The function of pain, of course, is to pass messages along the nervous system in the event of injury. Cass already knew she was injured, so she instructed her nervous system to leave a message, or perhaps to call back later.
“They might not know who we are, but they’ll be watching for refugees from the attacks,” Cass said. “The base is compromised. We can try to return, but—”
A sudden burst of pain accosted her senses; a slow build of tension, a few initial scrapes, and all at once a horrid, grinding crunch inside her shoulder and a pop!
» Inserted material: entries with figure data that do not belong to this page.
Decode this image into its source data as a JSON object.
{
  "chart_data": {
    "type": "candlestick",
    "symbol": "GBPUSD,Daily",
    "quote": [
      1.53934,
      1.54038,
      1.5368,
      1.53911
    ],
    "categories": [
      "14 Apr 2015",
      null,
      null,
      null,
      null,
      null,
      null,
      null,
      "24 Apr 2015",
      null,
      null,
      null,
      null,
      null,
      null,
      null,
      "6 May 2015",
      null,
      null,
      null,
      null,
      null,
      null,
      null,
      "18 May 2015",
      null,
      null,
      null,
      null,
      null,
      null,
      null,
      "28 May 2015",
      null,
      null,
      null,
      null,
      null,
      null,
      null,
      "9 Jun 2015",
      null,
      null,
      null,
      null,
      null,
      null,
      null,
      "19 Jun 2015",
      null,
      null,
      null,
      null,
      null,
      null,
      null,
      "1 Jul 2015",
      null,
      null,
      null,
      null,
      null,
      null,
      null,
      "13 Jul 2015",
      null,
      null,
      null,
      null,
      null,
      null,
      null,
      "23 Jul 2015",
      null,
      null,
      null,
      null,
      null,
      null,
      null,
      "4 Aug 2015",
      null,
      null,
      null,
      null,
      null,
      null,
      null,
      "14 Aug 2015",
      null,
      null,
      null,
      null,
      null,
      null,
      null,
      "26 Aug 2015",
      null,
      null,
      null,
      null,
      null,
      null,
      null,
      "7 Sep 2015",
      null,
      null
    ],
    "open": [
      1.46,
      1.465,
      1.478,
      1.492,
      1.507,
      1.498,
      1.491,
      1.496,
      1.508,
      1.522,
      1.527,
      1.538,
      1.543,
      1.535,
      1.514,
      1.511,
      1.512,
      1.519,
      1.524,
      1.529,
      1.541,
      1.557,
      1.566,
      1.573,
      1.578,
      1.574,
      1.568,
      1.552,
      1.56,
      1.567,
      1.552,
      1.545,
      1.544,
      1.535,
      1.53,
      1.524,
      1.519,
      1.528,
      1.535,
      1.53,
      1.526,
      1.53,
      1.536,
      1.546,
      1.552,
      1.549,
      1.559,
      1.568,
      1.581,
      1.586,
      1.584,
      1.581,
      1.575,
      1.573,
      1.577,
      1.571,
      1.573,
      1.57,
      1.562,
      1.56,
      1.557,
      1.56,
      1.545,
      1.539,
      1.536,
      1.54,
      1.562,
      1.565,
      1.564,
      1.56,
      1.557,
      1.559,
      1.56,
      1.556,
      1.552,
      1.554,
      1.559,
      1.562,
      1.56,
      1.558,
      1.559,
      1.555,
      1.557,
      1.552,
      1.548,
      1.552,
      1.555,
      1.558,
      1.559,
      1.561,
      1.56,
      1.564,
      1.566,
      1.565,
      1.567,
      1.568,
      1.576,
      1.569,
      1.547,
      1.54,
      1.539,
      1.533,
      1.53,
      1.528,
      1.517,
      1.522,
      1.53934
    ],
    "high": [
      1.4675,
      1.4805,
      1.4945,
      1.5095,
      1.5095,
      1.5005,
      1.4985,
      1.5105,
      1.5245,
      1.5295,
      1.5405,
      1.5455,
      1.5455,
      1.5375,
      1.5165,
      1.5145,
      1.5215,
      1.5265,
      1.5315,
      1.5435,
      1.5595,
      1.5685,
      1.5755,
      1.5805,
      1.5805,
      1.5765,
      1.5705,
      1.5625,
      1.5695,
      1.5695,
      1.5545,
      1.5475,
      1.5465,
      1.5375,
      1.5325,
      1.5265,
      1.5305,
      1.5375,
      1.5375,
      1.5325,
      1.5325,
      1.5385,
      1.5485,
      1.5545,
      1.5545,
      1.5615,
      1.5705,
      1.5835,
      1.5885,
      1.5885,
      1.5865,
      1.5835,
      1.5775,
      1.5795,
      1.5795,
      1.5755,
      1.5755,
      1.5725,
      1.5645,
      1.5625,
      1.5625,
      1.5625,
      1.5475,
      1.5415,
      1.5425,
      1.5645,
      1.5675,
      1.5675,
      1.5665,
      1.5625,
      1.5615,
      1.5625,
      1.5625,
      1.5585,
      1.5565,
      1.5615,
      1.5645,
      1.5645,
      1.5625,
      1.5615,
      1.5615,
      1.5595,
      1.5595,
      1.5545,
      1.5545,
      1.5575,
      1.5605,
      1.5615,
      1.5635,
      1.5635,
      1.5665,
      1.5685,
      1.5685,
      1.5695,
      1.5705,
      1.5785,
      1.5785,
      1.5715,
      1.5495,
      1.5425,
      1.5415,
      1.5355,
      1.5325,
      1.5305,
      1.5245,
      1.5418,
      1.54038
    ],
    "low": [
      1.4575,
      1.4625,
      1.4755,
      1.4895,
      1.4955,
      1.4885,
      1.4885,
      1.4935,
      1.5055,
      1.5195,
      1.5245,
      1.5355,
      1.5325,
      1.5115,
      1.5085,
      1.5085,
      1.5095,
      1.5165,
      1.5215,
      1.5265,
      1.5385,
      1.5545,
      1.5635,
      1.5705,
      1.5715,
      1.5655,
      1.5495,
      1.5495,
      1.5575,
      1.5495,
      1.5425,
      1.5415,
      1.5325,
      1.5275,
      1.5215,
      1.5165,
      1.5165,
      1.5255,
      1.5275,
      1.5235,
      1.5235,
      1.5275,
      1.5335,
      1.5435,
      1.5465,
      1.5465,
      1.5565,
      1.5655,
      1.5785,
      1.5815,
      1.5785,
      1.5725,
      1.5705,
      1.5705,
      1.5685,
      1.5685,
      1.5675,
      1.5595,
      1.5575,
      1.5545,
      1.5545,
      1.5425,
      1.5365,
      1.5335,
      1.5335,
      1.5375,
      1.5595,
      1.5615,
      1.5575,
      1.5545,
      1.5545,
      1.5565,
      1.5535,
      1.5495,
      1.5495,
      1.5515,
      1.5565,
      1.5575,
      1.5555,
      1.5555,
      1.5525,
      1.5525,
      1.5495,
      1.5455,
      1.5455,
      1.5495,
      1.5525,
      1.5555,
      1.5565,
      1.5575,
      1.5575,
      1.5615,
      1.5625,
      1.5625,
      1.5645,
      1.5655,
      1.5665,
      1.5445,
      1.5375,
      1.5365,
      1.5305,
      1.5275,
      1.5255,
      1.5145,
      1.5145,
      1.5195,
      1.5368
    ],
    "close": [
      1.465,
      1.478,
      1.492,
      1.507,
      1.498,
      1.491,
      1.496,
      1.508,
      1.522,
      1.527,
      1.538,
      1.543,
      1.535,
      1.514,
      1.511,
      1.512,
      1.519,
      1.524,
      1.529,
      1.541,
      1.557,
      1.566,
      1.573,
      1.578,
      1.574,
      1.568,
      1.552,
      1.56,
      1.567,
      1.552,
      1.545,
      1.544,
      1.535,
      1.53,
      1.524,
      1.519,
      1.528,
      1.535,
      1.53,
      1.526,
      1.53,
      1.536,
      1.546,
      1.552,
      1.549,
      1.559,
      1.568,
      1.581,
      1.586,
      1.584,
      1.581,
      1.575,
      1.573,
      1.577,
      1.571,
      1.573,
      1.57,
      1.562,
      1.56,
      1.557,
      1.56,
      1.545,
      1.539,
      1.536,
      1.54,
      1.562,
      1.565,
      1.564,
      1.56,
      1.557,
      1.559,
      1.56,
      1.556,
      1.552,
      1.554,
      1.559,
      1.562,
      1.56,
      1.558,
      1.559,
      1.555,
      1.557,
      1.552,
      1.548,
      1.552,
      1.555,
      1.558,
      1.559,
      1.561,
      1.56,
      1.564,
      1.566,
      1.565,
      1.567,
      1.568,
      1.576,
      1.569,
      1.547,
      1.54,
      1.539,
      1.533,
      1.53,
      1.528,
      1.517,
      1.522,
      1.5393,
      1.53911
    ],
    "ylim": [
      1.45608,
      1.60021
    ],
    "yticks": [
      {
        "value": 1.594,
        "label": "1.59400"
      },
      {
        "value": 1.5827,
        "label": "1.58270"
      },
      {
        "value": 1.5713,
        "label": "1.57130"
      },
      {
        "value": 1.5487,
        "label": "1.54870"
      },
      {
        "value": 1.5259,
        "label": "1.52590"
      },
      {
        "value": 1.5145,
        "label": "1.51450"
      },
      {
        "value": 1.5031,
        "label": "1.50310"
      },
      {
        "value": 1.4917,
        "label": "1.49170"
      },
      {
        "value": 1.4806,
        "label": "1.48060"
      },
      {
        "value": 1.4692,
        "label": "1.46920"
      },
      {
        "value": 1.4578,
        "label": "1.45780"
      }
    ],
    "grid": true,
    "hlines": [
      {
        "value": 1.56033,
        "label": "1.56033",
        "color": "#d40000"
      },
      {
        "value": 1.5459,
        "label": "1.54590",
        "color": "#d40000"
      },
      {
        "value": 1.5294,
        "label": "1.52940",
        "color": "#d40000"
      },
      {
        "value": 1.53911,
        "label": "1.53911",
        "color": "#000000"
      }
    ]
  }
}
A flood of agony and endorphins alike raced through her entire body as her vision blazed crimson.
Before she could stop it, a low moan fell from Cass’s lips. She closed her eyes briefly, dizzily, until the world stopped spinning and the neon-red pulse faded from her vision.
“We don’t know if the Resistance will successfully reclaim that ground,” she finished, opening her eyes.
July stooped over her, proffering a hand. She grabbed July’s hand with her uninjured one and hoisted herself back up off the ground with minimal difficulty. After a couple of painful shoulder-rolls to make sure her left arm was, at the very least, functional, she gave July a nod of thanks.
Off to the side, Lake had also clambered to his feet, swaying slightly with one hand against the wall, his fingers splayed out like a paper-white starfish stuck to the brick. A sheen of sweat stood out sharply on his forehead. “I’m on board. I hate New York.”
“Of course you do,” Jasper said.
“We need to find Axel,” July said.
It was Cass’s turn to look askance at her friend.
July’s voice was tight and steely. “You said the base is compromised. They can’t come back. I have the DC safehouse address—”
“How—” Cass started.
“I’m cool and sexy and know everything, that’s how.” July’s eyes cut over to Lake and Jasper; Cass couldn’t read her expression behind her mask. “You coming?”
“Don’t see a lot of other options,” Jasper said. He seemed almost condescendingly placid. Perhaps it was shock.
“I’m going to steal a car,” Cass said, feeling rather giddy at the prospect.
Surprisingly, both Lake and July gave her a simultaneous thumbs-up. They then exchanged a glance, July wrinkled her forehead, and she shook her hand out rather aggressively as if to purge it of contamination.
“Better get moving,” she snapped, and shoved past them to begin walking down the alleyway, shoulders hunched and hair clinging damply to her scalp. As the rain began to pour down in earnest, the other three followed suit.